Logo de la Conférence des Jésuites d'Afrique et de Madagascar (JCAM), l'organisme qui réunit les Supérieurs majeurs des Jésuites d'Afrique et de Madagascar. - Conférence des Jésuites d'Afrique et de Madagascar (JCAM) Logo de la Conférence des Jésuites d'Afrique et de Madagascar (JCAM), l'organisme qui réunit les Supérieurs majeurs des Jésuites d'Afrique et de Madagascar. - Conférence des Jésuites d'Afrique et de Madagascar (JCAM)

Les membres de la Compagnie de Jésus (Jésuites) en Afrique ont, dans une déclaration, exprimé leurs préoccupations concernant la violence et la perte de vies innocentes dans la nation centrafricaine du Cameroun et ont proposé "un dialogue inclusif impliquant les séparatistes anglophones" comme seule solution appropriée à la crise prolongée.

"Nous, les Supérieurs Jésuites d'Afrique, représentant tous les Jésuites d'Afrique, sommes profondément préoccupés par la violence et la perte de vies humaines dans les régions du Nord-Ouest et du Sud-Ouest du Cameroun", peut-on lire dans une partie de la déclaration de la Conférence des Jésuites d'Afrique et de Madagascar (JCAM), l'organisme qui réunit les Supérieurs Majeurs Jésuites d'Afrique et de Madagascar.

Dans la déclaration datée du 27 février, les Supérieurs jésuites du continent expriment leur solidarité avec les évêques catholiques du Cameroun et du monde entier, les groupes de défense des droits de l'homme et les autres organismes et personnes concernés "en condamnant l'usage continu de la force par le gouvernement camerounais ainsi que la violence perpétrée par les milices qui a entraîné la perte de vies innocentes".

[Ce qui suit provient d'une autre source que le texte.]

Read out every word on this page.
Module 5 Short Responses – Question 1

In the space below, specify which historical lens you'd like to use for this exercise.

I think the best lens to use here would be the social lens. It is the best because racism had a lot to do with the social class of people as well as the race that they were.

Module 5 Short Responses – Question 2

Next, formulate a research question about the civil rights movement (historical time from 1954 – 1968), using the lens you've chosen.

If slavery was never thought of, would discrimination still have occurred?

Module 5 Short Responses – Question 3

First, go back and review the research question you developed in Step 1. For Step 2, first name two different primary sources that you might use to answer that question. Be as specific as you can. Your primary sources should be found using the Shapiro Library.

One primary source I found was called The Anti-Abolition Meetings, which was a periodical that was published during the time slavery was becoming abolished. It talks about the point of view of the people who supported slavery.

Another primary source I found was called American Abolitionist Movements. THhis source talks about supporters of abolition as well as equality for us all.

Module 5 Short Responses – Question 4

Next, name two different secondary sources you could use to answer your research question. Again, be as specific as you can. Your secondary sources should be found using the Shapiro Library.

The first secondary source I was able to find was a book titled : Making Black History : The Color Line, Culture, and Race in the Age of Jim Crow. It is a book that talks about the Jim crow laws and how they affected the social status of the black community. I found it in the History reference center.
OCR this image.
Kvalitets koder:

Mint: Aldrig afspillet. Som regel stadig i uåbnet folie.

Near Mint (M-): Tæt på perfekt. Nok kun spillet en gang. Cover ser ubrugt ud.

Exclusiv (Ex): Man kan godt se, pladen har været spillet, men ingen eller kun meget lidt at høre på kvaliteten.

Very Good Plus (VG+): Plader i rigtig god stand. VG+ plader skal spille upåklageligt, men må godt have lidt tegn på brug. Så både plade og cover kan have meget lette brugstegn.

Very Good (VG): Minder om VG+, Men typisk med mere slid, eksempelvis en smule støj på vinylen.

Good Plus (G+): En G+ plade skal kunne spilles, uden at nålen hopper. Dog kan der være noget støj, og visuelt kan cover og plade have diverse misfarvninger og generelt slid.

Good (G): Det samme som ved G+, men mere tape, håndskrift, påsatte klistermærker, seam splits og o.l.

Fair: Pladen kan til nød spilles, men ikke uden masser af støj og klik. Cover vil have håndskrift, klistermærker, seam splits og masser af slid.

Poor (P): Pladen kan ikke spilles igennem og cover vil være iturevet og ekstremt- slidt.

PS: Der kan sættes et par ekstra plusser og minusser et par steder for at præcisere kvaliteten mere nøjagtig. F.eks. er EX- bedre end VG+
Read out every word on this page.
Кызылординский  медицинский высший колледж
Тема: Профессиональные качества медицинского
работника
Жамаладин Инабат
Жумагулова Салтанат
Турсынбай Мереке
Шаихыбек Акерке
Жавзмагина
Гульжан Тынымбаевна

Les préoccupations des dirigeants des jésuites en Afrique et à Madagascar s'expriment dans le contexte de la récente invasion militaire de Ngarbuh, un village du diocèse catholique de Kumbo, qui a fait 24 morts parmi les civils et des centaines de personnes déplacées.

"Le vendredi 14 février 2020, les militaires ont envahi Ngarbuh à 4 heures du matin et on nous dit que vingt-quatre (24) personnes ont été tuées parmi lesquelles des femmes enceintes et des petits enfants", a raconté l'évêque George Nkuo du diocèse de Kumbo au Cameroun dans sa lettre du 18 février.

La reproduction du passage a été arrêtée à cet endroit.